Too many graduates? The market disagrees

六月 20, 2003

As higher education has expanded, so has demand for degree holders, say Peter Elias and Kate Purcell

Are graduates taking over areas of work that were previously the domain of non-graduates? If so, why and where? Has the increased supply of graduates simply raised entry-level requirements to an increasing range of occupations, or have there been fundamental changes? These questions have generated considerable debate, often on impressionistic or dated evidence.
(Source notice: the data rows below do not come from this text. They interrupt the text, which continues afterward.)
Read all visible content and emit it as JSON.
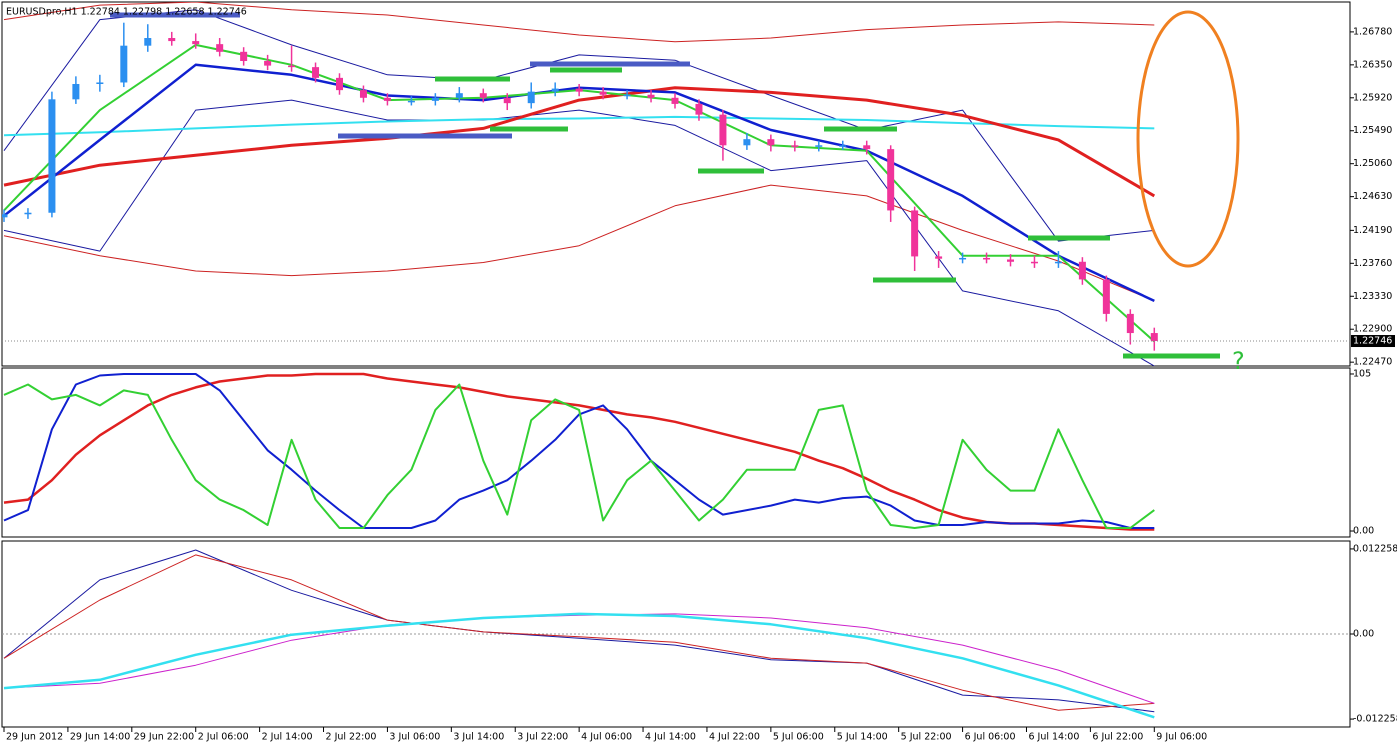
{
  "chart_data": [
    {
      "type": "candlestick",
      "title": "EURUSDpro,H1  1.22784 1.22798 1.22658 1.22746",
      "x": [
        0,
        3,
        6,
        9,
        12,
        15,
        18,
        21,
        24,
        27,
        30,
        33,
        36,
        39,
        42,
        45,
        48,
        51,
        54,
        57,
        60,
        63,
        66,
        69,
        72,
        75,
        78,
        81,
        84,
        87,
        90,
        93,
        96,
        99,
        102,
        105,
        108,
        111,
        114,
        117,
        120,
        123,
        126,
        129,
        132,
        135,
        138,
        141,
        144
      ],
      "open": [
        1.2436,
        1.244,
        1.2442,
        1.259,
        1.261,
        1.2612,
        1.266,
        1.267,
        1.2666,
        1.2662,
        1.2652,
        1.264,
        1.2634,
        1.2632,
        1.2618,
        1.2602,
        1.2592,
        1.2588,
        1.2588,
        1.2592,
        1.2598,
        1.2592,
        1.2585,
        1.26,
        1.2604,
        1.26,
        1.2596,
        1.2596,
        1.2592,
        1.2584,
        1.257,
        1.253,
        1.2538,
        1.253,
        1.2528,
        1.253,
        1.253,
        1.2525,
        1.2445,
        1.2385,
        1.2382,
        1.2383,
        1.2381,
        1.2378,
        1.2376,
        1.2378,
        1.2355,
        1.231,
        1.2285
      ],
      "high": [
        1.2446,
        1.2448,
        1.26,
        1.262,
        1.2622,
        1.269,
        1.2688,
        1.2678,
        1.2676,
        1.267,
        1.2658,
        1.2648,
        1.266,
        1.2638,
        1.2624,
        1.2608,
        1.2598,
        1.2594,
        1.2598,
        1.2606,
        1.2604,
        1.2598,
        1.2612,
        1.2612,
        1.261,
        1.2606,
        1.2602,
        1.2602,
        1.2598,
        1.259,
        1.2576,
        1.2546,
        1.2544,
        1.2536,
        1.2536,
        1.2536,
        1.2536,
        1.253,
        1.245,
        1.2392,
        1.239,
        1.239,
        1.2388,
        1.2386,
        1.2392,
        1.2384,
        1.236,
        1.2316,
        1.2292
      ],
      "low": [
        1.243,
        1.2434,
        1.2436,
        1.2584,
        1.26,
        1.2606,
        1.2652,
        1.266,
        1.2656,
        1.2646,
        1.2634,
        1.2628,
        1.2626,
        1.2612,
        1.2596,
        1.2586,
        1.2582,
        1.2582,
        1.2582,
        1.2586,
        1.2586,
        1.2576,
        1.2578,
        1.2594,
        1.2594,
        1.259,
        1.259,
        1.2586,
        1.2578,
        1.2562,
        1.251,
        1.2524,
        1.2522,
        1.2522,
        1.2522,
        1.2524,
        1.2518,
        1.243,
        1.2366,
        1.237,
        1.2376,
        1.2376,
        1.2372,
        1.237,
        1.237,
        1.2348,
        1.23,
        1.227,
        1.2262
      ],
      "close": [
        1.244,
        1.2442,
        1.259,
        1.261,
        1.2612,
        1.266,
        1.267,
        1.2666,
        1.2662,
        1.2652,
        1.264,
        1.2634,
        1.2632,
        1.2618,
        1.2602,
        1.2592,
        1.2588,
        1.2588,
        1.2592,
        1.2598,
        1.2592,
        1.2585,
        1.26,
        1.2604,
        1.26,
        1.2596,
        1.2596,
        1.2592,
        1.2584,
        1.257,
        1.253,
        1.2538,
        1.253,
        1.2528,
        1.253,
        1.253,
        1.2525,
        1.2445,
        1.2385,
        1.2382,
        1.2383,
        1.2381,
        1.2378,
        1.2376,
        1.2378,
        1.2355,
        1.231,
        1.2285,
        1.22746
      ],
      "up_color": "#2b8ff0",
      "down_color": "#f0339a",
      "lines": {
        "x": [
          0,
          12,
          24,
          36,
          48,
          60,
          72,
          84,
          96,
          108,
          120,
          132,
          144
        ],
        "series": [
          {
            "color": "#cc2222",
            "width": 1,
            "values": [
              1.2694,
              1.2713,
              1.2717,
              1.2707,
              1.27,
              1.2687,
              1.2674,
              1.2665,
              1.267,
              1.2681,
              1.2687,
              1.2691,
              1.2687
            ]
          },
          {
            "color": "#cc2222",
            "width": 1,
            "values": [
              1.2412,
              1.2386,
              1.2366,
              1.236,
              1.2366,
              1.2377,
              1.2399,
              1.2451,
              1.2478,
              1.2464,
              1.2419,
              1.2379,
              1.2327
            ]
          },
          {
            "color": "#1a1aa0",
            "width": 1,
            "values": [
              1.2523,
              1.2694,
              1.2707,
              1.2661,
              1.2622,
              1.2615,
              1.2648,
              1.2641,
              1.2595,
              1.255,
              1.2576,
              1.2405,
              1.2419
            ]
          },
          {
            "color": "#1a1aa0",
            "width": 1,
            "values": [
              1.2419,
              1.2392,
              1.2576,
              1.2589,
              1.2563,
              1.2563,
              1.2576,
              1.2556,
              1.2497,
              1.251,
              1.234,
              1.2314,
              1.2242
            ]
          },
          {
            "color": "#33e0f0",
            "width": 2,
            "values": [
              1.2543,
              1.2547,
              1.2552,
              1.2557,
              1.2561,
              1.2564,
              1.2565,
              1.2567,
              1.2565,
              1.2563,
              1.2559,
              1.2555,
              1.2552
            ]
          },
          {
            "color": "#e02020",
            "width": 3,
            "values": [
              1.2478,
              1.2504,
              1.2517,
              1.253,
              1.2539,
              1.2552,
              1.2589,
              1.2605,
              1.2599,
              1.2589,
              1.2569,
              1.2537,
              1.2464
            ]
          },
          {
            "color": "#1020d0",
            "width": 2.5,
            "values": [
              1.2438,
              1.2537,
              1.2635,
              1.2622,
              1.2595,
              1.2589,
              1.2605,
              1.2599,
              1.255,
              1.2523,
              1.2464,
              1.2386,
              1.2327
            ]
          },
          {
            "color": "#33d033",
            "width": 2,
            "values": [
              1.2445,
              1.2576,
              1.2661,
              1.2635,
              1.2589,
              1.2592,
              1.2602,
              1.2589,
              1.253,
              1.2523,
              1.2386,
              1.2386,
              1.2274
            ]
          }
        ]
      },
      "xlim": [
        -0.25,
        168.5
      ],
      "ylim": [
        1.2242,
        1.2717
      ],
      "yticks": [
        {
          "value": 1.2678,
          "label": "1.26780"
        },
        {
          "value": 1.2635,
          "label": "1.26350"
        },
        {
          "value": 1.2592,
          "label": "1.25920"
        },
        {
          "value": 1.2549,
          "label": "1.25490"
        },
        {
          "value": 1.2506,
          "label": "1.25060"
        },
        {
          "value": 1.2463,
          "label": "1.24630"
        },
        {
          "value": 1.2419,
          "label": "1.24190"
        },
        {
          "value": 1.2376,
          "label": "1.23760"
        },
        {
          "value": 1.2333,
          "label": "1.23330"
        },
        {
          "value": 1.229,
          "label": "1.22900"
        },
        {
          "value": 1.2247,
          "label": "1.22470"
        }
      ],
      "xticks": [
        {
          "value": 0,
          "label": "29 Jun 2012"
        },
        {
          "value": 8,
          "label": "29 Jun 14:00"
        },
        {
          "value": 16,
          "label": "29 Jun 22:00"
        },
        {
          "value": 24,
          "label": "2 Jul 06:00"
        },
        {
          "value": 32,
          "label": "2 Jul 14:00"
        },
        {
          "value": 40,
          "label": "2 Jul 22:00"
        },
        {
          "value": 48,
          "label": "3 Jul 06:00"
        },
        {
          "value": 56,
          "label": "3 Jul 14:00"
        },
        {
          "value": 64,
          "label": "3 Jul 22:00"
        },
        {
          "value": 72,
          "label": "4 Jul 06:00"
        },
        {
          "value": 80,
          "label": "4 Jul 14:00"
        },
        {
          "value": 88,
          "label": "4 Jul 22:00"
        },
        {
          "value": 96,
          "label": "5 Jul 06:00"
        },
        {
          "value": 104,
          "label": "5 Jul 14:00"
        },
        {
          "value": 112,
          "label": "5 Jul 22:00"
        },
        {
          "value": 120,
          "label": "6 Jul 06:00"
        },
        {
          "value": 128,
          "label": "6 Jul 14:00"
        },
        {
          "value": 136,
          "label": "6 Jul 22:00"
        },
        {
          "value": 144,
          "label": "9 Jul 06:00"
        }
      ],
      "last_price": {
        "value": 1.22746,
        "label": "1.22746"
      },
      "annotations": [
        "?"
      ]
    },
    {
      "type": "line",
      "x": [
        0,
        3,
        6,
        9,
        12,
        15,
        18,
        21,
        24,
        27,
        30,
        33,
        36,
        39,
        42,
        45,
        48,
        51,
        54,
        57,
        60,
        63,
        66,
        69,
        72,
        75,
        78,
        81,
        84,
        87,
        90,
        93,
        96,
        99,
        102,
        105,
        108,
        111,
        114,
        117,
        120,
        123,
        126,
        129,
        132,
        135,
        138,
        141,
        144
      ],
      "ylim": [
        -4,
        109
      ],
      "yticks": [
        105,
        {
          "value": 0,
          "label": "0.00"
        }
      ],
      "series": [
        {
          "color": "#e02020",
          "width": 2.5,
          "values": [
            19,
            21,
            34,
            51,
            64,
            74,
            84,
            91,
            96,
            100,
            102,
            104,
            104,
            105,
            105,
            105,
            102,
            100,
            98,
            96,
            93,
            90,
            88,
            86,
            84,
            81,
            78,
            76,
            73,
            69,
            65,
            61,
            57,
            53,
            47,
            42,
            35,
            27,
            21,
            14,
            9,
            6,
            5,
            5,
            4,
            3,
            2,
            1,
            1
          ]
        },
        {
          "color": "#1020d0",
          "width": 2,
          "values": [
            7,
            14,
            68,
            98,
            104,
            105,
            105,
            105,
            105,
            94,
            74,
            54,
            41,
            27,
            14,
            2,
            2,
            2,
            7,
            21,
            27,
            34,
            47,
            61,
            78,
            84,
            68,
            47,
            34,
            21,
            11,
            14,
            17,
            21,
            19,
            22,
            23,
            17,
            7,
            4,
            4,
            6,
            5,
            5,
            5,
            7,
            6,
            2,
            2
          ]
        },
        {
          "color": "#33d033",
          "width": 2,
          "values": [
            91,
            98,
            88,
            91,
            84,
            94,
            91,
            61,
            34,
            21,
            14,
            4,
            61,
            21,
            2,
            2,
            24,
            41,
            81,
            98,
            47,
            11,
            74,
            88,
            81,
            7,
            34,
            47,
            27,
            7,
            21,
            41,
            41,
            41,
            81,
            84,
            27,
            4,
            2,
            4,
            61,
            41,
            27,
            27,
            68,
            34,
            2,
            2,
            14
          ]
        }
      ]
    },
    {
      "type": "line",
      "x": [
        0,
        12,
        24,
        36,
        48,
        60,
        72,
        84,
        96,
        108,
        120,
        132,
        144
      ],
      "ylim": [
        -0.0134,
        0.0134
      ],
      "yticks": [
        0.012258,
        {
          "value": 0,
          "label": "0.00"
        },
        -0.012258
      ],
      "zero_line": true,
      "series": [
        {
          "color": "#e8e8e8",
          "width": 0,
          "values": [
            null,
            null,
            null,
            null,
            null,
            null,
            null,
            null,
            null,
            null,
            null,
            null,
            null
          ]
        },
        {
          "color": "#1a1aa0",
          "width": 1,
          "values": [
            -0.0035,
            0.0078,
            0.0121,
            0.0063,
            0.002,
            0.0003,
            -0.0006,
            -0.0016,
            -0.0037,
            -0.0042,
            -0.0088,
            -0.0095,
            -0.0112
          ]
        },
        {
          "color": "#cc2222",
          "width": 1,
          "values": [
            -0.0035,
            0.0049,
            0.0114,
            0.0078,
            0.002,
            0.0003,
            -0.0004,
            -0.0012,
            -0.0035,
            -0.0042,
            -0.0081,
            -0.011,
            -0.01
          ]
        },
        {
          "color": "#cc22cc",
          "width": 1,
          "values": [
            -0.0078,
            -0.0071,
            -0.0045,
            -0.0009,
            0.0013,
            0.0023,
            0.0027,
            0.0029,
            0.0023,
            0.0009,
            -0.0016,
            -0.0052,
            -0.01
          ]
        },
        {
          "color": "#33e0f0",
          "width": 2.5,
          "values": [
            -0.0078,
            -0.0066,
            -0.003,
            -0.0001,
            0.0012,
            0.0023,
            0.0029,
            0.0026,
            0.0014,
            -0.0006,
            -0.0035,
            -0.0074,
            -0.012
          ]
        }
      ]
    }
  ]
}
At the beginning of 2001 there were three times as many new graduates entering the labour market as there were at the start of the 1970s. Change on such a scale has put the spotlight on the extent to which the knowledge acquired on undergraduate programmes and the skills developed through studying for a degree are used in the labour market. The presence of graduates in occupations that have until recently been regarded as low-level and undemanding has been used as a criticism of expansion in general and, recently, as an indicator of the relative performance of higher education institutions.

But a simple split between graduate and non-graduate work is no longer adequate. Some occupations - medicine, law, dentistry - are by definition graduate only. In others, it is not clear that the skills we teach our graduates are used and developed in their jobs.

Rapid changes in the economy require a reappraisal of the way graduate employment is defined. To make sense of the diversity of graduate employment, jobs need to be reclassified to give an indication of the potential that exists to absorb the growing supply of graduates in the labour market. In our research, we adopted a fivefold classification based on analysis of national employment trends and occupational prerequisites, which added intergrades of "modern", "new" and "niche" graduate employment.

For the past five years we have studied a large sample of 1995 graduates, tracking them through the first seven years of their careers. A key objective of our research, funded by the Economic and Social Research Council and the Central Services Unit, is to explore the extent to which graduates use the skills they have developed and the knowledge gained on their undergraduate courses.

Analysis of changes in the UK occupational structure over the past 25 years shows that most employment growth has been in new graduate occupations, mainly administrative, technical and caring. More than 1.2 million jobs were created in this category between 1975 and 2000. Many graduates in our survey took non-graduate jobs in the first few years after graduation. The movement out of these jobs among the 1995 higher education cohort in their first few years after graduating is remarkably similar to patterns shown for earlier cohorts of graduates. Thus it seems that the labour market is absorbing the increased supply of graduates. But are skills and knowledge being used appropriately?

In terms of a debate about graduate underemployment or under-utilisation, the new graduate jobs are the most interesting category to explore further.

What kinds of jobs does it include, and who gets them?

Our analysis is still incomplete. The project includes a follow-up interview programme of a selected subsample. It is clear that many of the new graduate job holders interviewed so far work in occupations that have elements of management, administration, problem-solving and interpersonal skills, while others are employed because of their specialist technical expertise - rather in the same way as traditional and modern graduate job-holders.

If the demand for graduates had not increased, the huge expansion of the higher education sector would have caused the "graduate premium" (the extra earnings associated with a degree) to fall over the past 15 years. Plotting the earnings of students who graduated in 1980 over the period to 1986-87 showed an average rate of growth of 7 per cent a year. This compares well with the 6.5 per cent average growth in earnings for the 1995 graduates over the period up to 2002. The rate of growth of earnings for those who hold an education or arts degree is now higher for 1995 graduates than it was for those who graduated with a degree in these subjects in 1980.

While the fit between supply and demand for graduates from different disciplinary areas varies, we see little clear evidence from our analysis so far of an oversupply of graduates.

Peter Elias is a labour economist at the University of Warwick Institute of Employment Research and Kate Purcell is professor of employment studies at the University of the West of England.